4. The catheter system as in claim 1 where IC expanded section has a diameter of 11-25 French.

5. The catheter system as in claim 1 where the IC expanded section has a length of 4-12 cm.

6. The catheter system as in claim 1 where the OC catheter has an OC distal tip ID of 13-27 French.

7. The catheter system as in claim 1 where the OC catheter is a bi-axial system including an inner OC and an outer OC and wherein the inner OC has an OC distal tip ID of 13-16 French and has a proximally extending taper to an ID of 16-22 French.

8. The catheter system as in claim 1 where the IC and OC have lengths enabling femoral venous access to a patient.
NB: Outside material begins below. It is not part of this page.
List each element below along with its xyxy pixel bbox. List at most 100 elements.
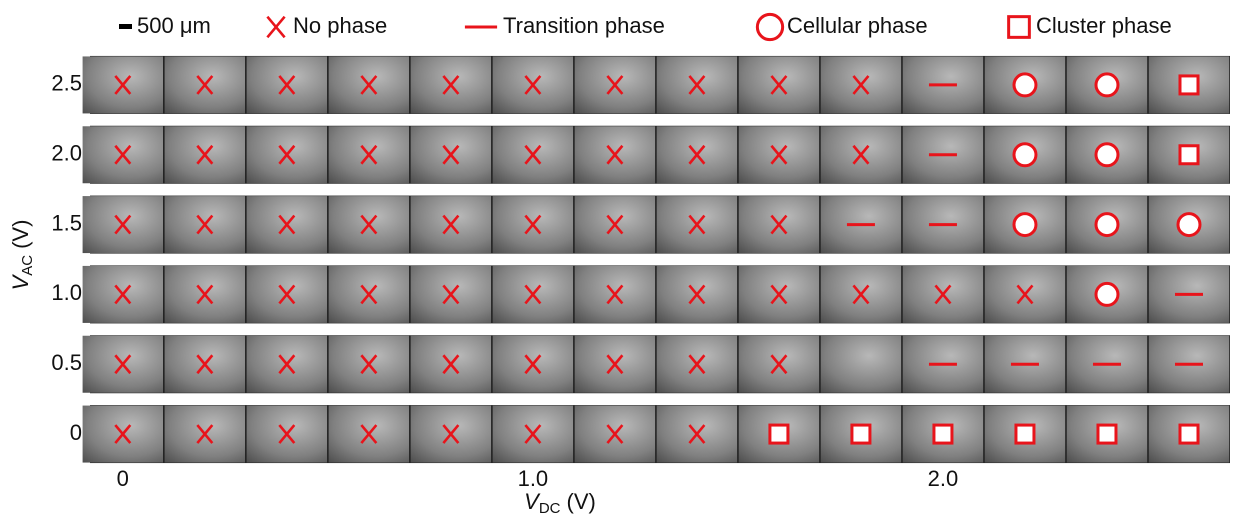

9. The catheter system as in claim 1 where the IC and OC have lengths enabling jugular venous access to a patient.

10. A method of accessing the cerebral venous vessels of a patient with the catheter system of claim 1 comprising the steps of:

a) introducing the catheter system into the femoral vein of the patient;

b) advancing an IC and OC from the femoral vein successively to the inferior vena cava, the right atria, the superior vena cava, the internal jugular vein, the sigmoid sinus and superior sagittal sinus where the IC and OC are telescopically moved with respect to one another and where the OC distal tip remains supported by the IC expanded section while the catheter system is entering the patient's cranial venous vessels.

11. The method as in claim 10 further comprising the step of withdrawing the IC from the OC and utilizing the OC to conduct a thrombus retrieval treatment and recanalization by aspiration on its own or any combination of, drug delivery, mechanical maceration and ultrasonic ablation.
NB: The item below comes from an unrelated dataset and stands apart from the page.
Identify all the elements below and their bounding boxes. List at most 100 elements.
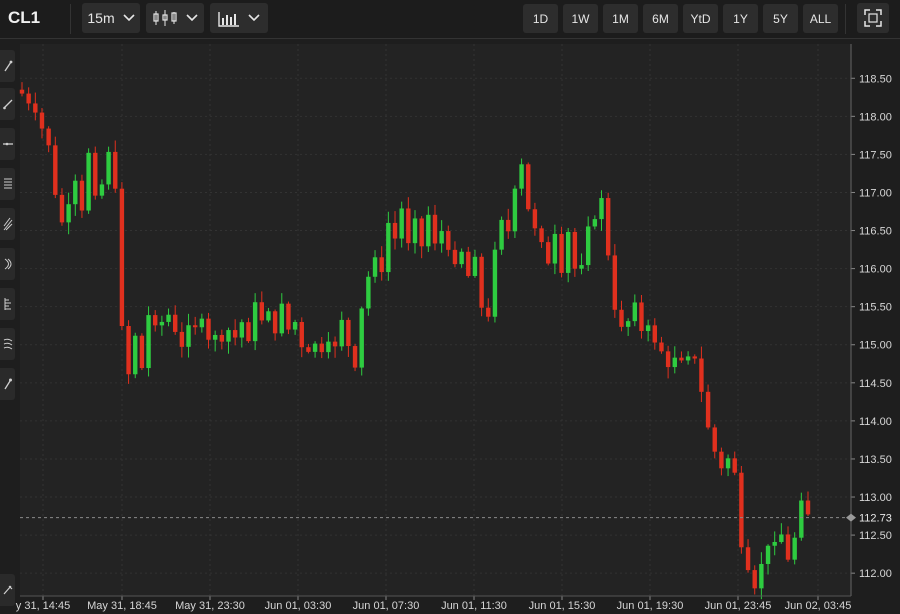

12. The method as in claim 11 further comprising the step of collecting and cleaning recovered blood and reintroducing recovered and cleaned blood back to the patient.

13. A distal access catheter (DAC) for placement within the cerebral venous vessels for venous thrombi removal, the DAC comprising:

a catheter body having an outer diameter generally corresponding to the diameter of a patient's superior sagittal sinus, and,

a distal tip on the catheter body defining an atraumatic lip, the atraumatic lip having a profile to prevent a macerating impeller deployable within the DAC from advancing beyond the distal tip.